Collectively these institutions control $33.5 trillion of global assets, equivalent to 45% of global GDP. That is an increase of 1.4% from 2016 (but still down on the 2014 figure of $33.798 trillion). The Asia Pacific region remained the largest area with Assets Under Management totaling $12.7 trillion; 37.9% of the total. Four investment authorities from the region were in the top 10: the People’s Bank of China, Bank of Japan, Japan’s Government Pension Investment Fund and the China Investment Corporation.

Relative to sovereign funds and pension outfits, central bank assets declined in 2016. That is partly down to intervention in currency markets to stave off devaluation. In other cases, particularly among energy and commodity exporting countries, reserves have had to fill holes in national budgets, vulnerable to a strong dollar (the sovereign funds of Algeria and Kazakhstan have been particularly badly hit by low receipts from energy exports). Part of the 9% year on year fall in assets of China’s central bank, the People’s Bank of China, was down to investment in the Belt and Road initiative (although it maintained its number one slot with just under $3.1 trillion in assets).

Two sectors have caught investors’ eyes. Green bond issuance is expected to grow year on year by 30% in 2017, to $120billion, according to Moody’s. Central banks and pension funds in North America and Europe are the most enthusiastic investors, with the latter leading the flight from fossil fuel-related industries. (In 2017 Norway’s sovereign wealth fund divested 10 companies with significant exposure to coal.)

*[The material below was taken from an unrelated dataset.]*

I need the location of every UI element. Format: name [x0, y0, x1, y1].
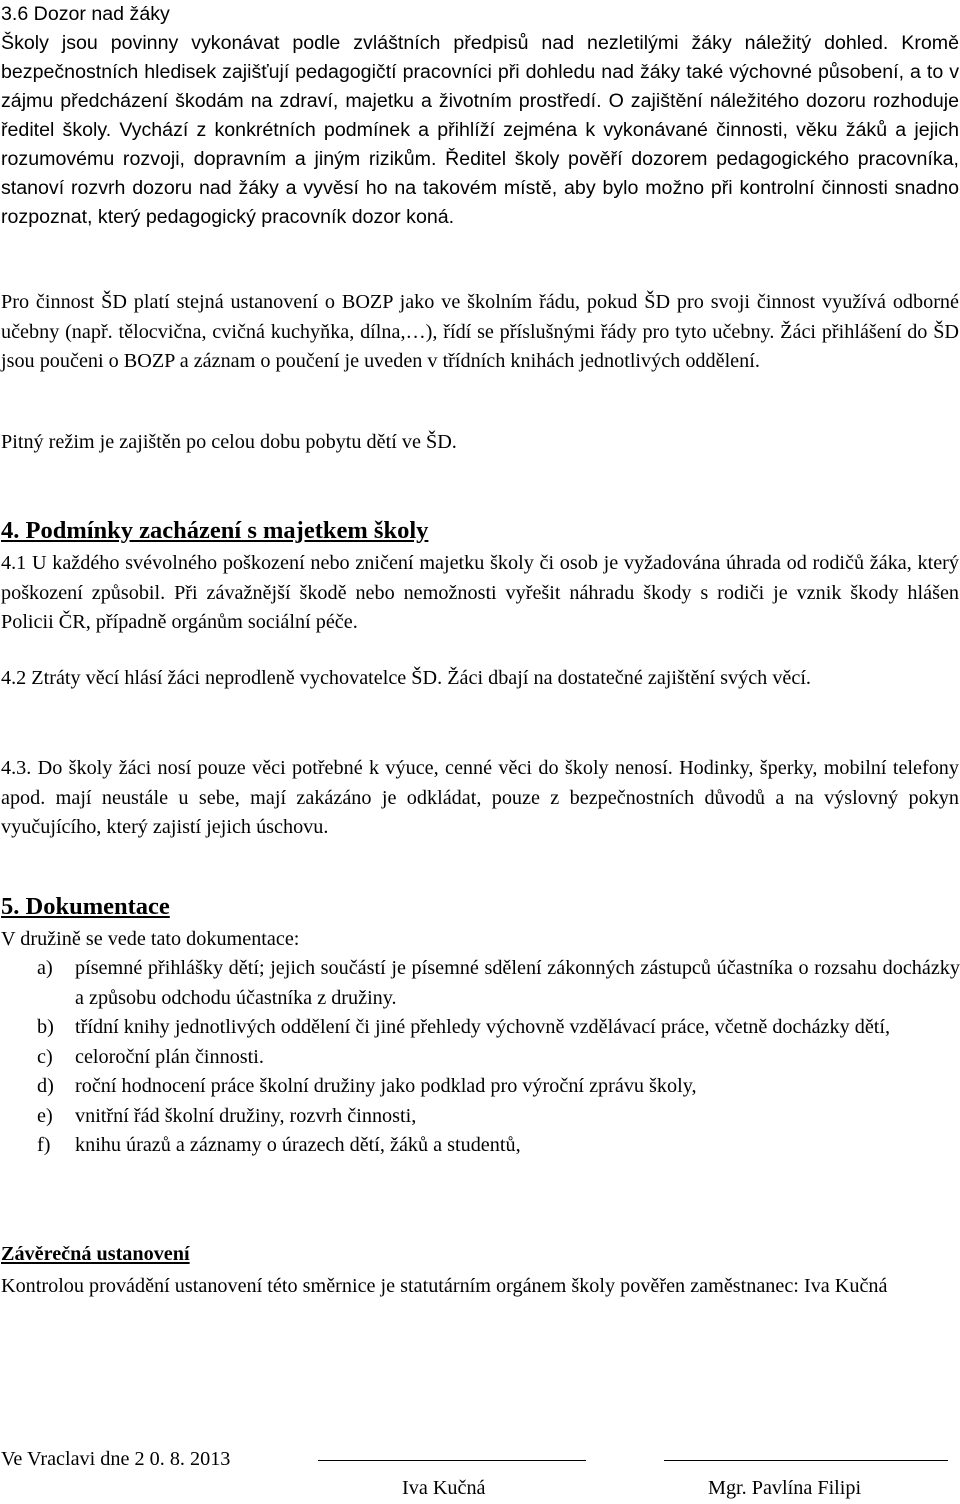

Gold holdings increased by 377 tonnes in 2016 to 31,500 tonnes; the highest level since 1999. At the time of a raging bull market in equities this gold rush reflects only partly the 9% increase in the price of the shiny metal in 2016. It also points to nervousness around the main reserve currencies and a diversification, particularly in emerging markets, from US assets.

Given the interest in gold and green investments, “you could by forgiven for thinking that something nasty in the global economy was lurking just around the corner,” says Martha O’ Hagan-Luff, an Assistant Professor of Economics at Trinity College Dublin. “Political uncertainty turns investors white,” she warns.